Falei com o coveiro e perguntei pelo homem. Ele falou que o tal estava mole. Não tinha endurecido como os outros defuntos. Isto era grave. E se ele estivesse vivo realmente?

Esperei que o homem fosse almoçar e tentei abrir o túmulo . Ele não lacrara o túmulo pois sempre que o defunto estava mole ele fazia isto. Era uma gastura dele. Abri o túmulo e o outro estava lá. Nem um pouco pálido, mole como no dia do velório. Não tinha pulsação. Mas seu olho estava vivo. Tinha brilho. Muito esquisito.

Perguntei ao coveiro se havia outros casos de pessoas que estavam moles ao serem enterrados e ele respondeu que nos últimos dias havia um monte de pessoas assim. Ele não lacraria o túmulo ao menos até que começassem a cheirar mal mas nehum estava assim ainda. O túmulo ficava com uma fresta e o caixão levemente fechado com uma pequena fresta também. Ele desinfetava em volta pra evitar insetos e ficava aguardando os acontecimentos. Agradeci a ele por isso e disse-lhe que achava o mesmo que ele. As pessoas podem estar vivas. Breve vão achar a cura para essa doença misteriosa e ele seria um herói.

Voltei pra casa tranquilo. Na minha cidade não tem cemitério e assim se isso acontecesse a mais alguém este estaria seguro. Precisava ajudar meus amigos que haviam "morrido".

Precisava entender quem era aquele ser dentro da árvore. Por isso, mesmo correndo risco de "morrer", fui até lá. Era um Jequitibá Rosa como qualquer outro com a diferença de que ele era muito velho e por isso era gigante. Já havia estourado a calçada e até o muro do juiz mas ele se recusava a deixar cortar a árvore. Tinha razão em parte. Ela era mesmo muito linda.

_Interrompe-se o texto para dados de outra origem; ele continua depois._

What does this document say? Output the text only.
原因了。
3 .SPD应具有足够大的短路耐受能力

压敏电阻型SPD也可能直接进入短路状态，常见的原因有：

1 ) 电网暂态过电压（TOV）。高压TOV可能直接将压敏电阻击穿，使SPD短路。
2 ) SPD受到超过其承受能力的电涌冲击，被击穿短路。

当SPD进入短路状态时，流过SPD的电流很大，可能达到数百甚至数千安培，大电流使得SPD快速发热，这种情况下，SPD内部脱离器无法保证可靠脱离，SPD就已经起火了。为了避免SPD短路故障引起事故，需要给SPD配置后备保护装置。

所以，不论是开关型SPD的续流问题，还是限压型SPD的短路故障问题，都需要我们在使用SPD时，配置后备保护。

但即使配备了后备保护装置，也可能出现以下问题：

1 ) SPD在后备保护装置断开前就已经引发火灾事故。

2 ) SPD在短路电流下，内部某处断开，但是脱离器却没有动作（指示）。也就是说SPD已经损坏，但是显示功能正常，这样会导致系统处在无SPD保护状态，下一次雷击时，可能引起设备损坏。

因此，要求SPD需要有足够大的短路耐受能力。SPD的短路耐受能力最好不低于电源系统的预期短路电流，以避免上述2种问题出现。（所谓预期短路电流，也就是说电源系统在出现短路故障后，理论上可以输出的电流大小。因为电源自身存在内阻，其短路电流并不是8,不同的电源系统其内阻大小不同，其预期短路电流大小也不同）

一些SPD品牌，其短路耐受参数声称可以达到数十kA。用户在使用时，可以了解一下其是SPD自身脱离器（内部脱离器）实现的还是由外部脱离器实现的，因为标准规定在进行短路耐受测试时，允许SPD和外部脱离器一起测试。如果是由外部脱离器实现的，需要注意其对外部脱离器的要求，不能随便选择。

Eu ainda não tinha compreendido porque não pegara a doença do sono mas imaginava que era porque não "entrara" nela. Então perguntei a ele:

_Onde estam as pessoas que estão dormindo na verdade?

_Estão aqui comigo.

_ E seu corpo está onde?

_Não sei.

_Como se chama? Qual seu nome? É humano?

_Sim sou humano. Ou era. Mas só me lembro do meu apelido. Era o mestiço.

_Morava em que cidade?

_Nesta cidade mesmo.

Este nome não me era estranho. Sabia que conheci alguém como este apelido mas não conseguia me lembrar de onde.

_O que aconteceu com você?

_Aquele que morava na árvore me chamou e eu entrei aqui. Mas por causa do meu último desejo não consegui mais sair.

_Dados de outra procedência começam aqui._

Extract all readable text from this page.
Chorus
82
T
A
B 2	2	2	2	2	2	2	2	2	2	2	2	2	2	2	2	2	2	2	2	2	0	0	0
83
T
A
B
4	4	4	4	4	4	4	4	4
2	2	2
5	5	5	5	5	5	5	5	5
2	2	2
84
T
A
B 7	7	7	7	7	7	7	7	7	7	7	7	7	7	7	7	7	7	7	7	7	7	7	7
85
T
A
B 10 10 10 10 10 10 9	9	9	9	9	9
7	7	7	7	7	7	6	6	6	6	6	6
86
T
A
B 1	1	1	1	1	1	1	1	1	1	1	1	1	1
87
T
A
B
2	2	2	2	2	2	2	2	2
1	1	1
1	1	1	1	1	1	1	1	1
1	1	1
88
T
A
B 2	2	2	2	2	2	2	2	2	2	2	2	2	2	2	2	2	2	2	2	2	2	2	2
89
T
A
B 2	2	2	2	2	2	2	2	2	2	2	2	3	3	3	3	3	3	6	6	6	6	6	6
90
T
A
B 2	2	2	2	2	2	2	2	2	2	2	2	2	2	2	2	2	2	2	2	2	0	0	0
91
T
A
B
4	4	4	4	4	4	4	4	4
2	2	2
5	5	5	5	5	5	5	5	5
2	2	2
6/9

_Qual era seu último desejo?

_Pedi pra morrer pois não aguentava mais a vida que eu vivia.

_E porque não pode voltar a seu corpo?

_Aquele que morava aqui tomou o meu lugar.

_Que horror! Então ele está no seu corpo?

_Até que eu encontre ele e o faça devolver. Por isso fico chamando todos pra entrarem aqui. A maior parte é egoista e não quer me ajudar. Só poderei sair quando alguém ficar em meu lugar mas cada vez que alguém entra e vejo que não sou eu e que não quer me ajudar o mando embora. Mas acontece alguma coisa com eles depois que saem daqui. De certa forma sugo a força vital deles. Juro que não quero isto.

_Quero ajudar. Como eu o reconheço?

_Terá que descobrir sozinho não tenho como lhe mostrar.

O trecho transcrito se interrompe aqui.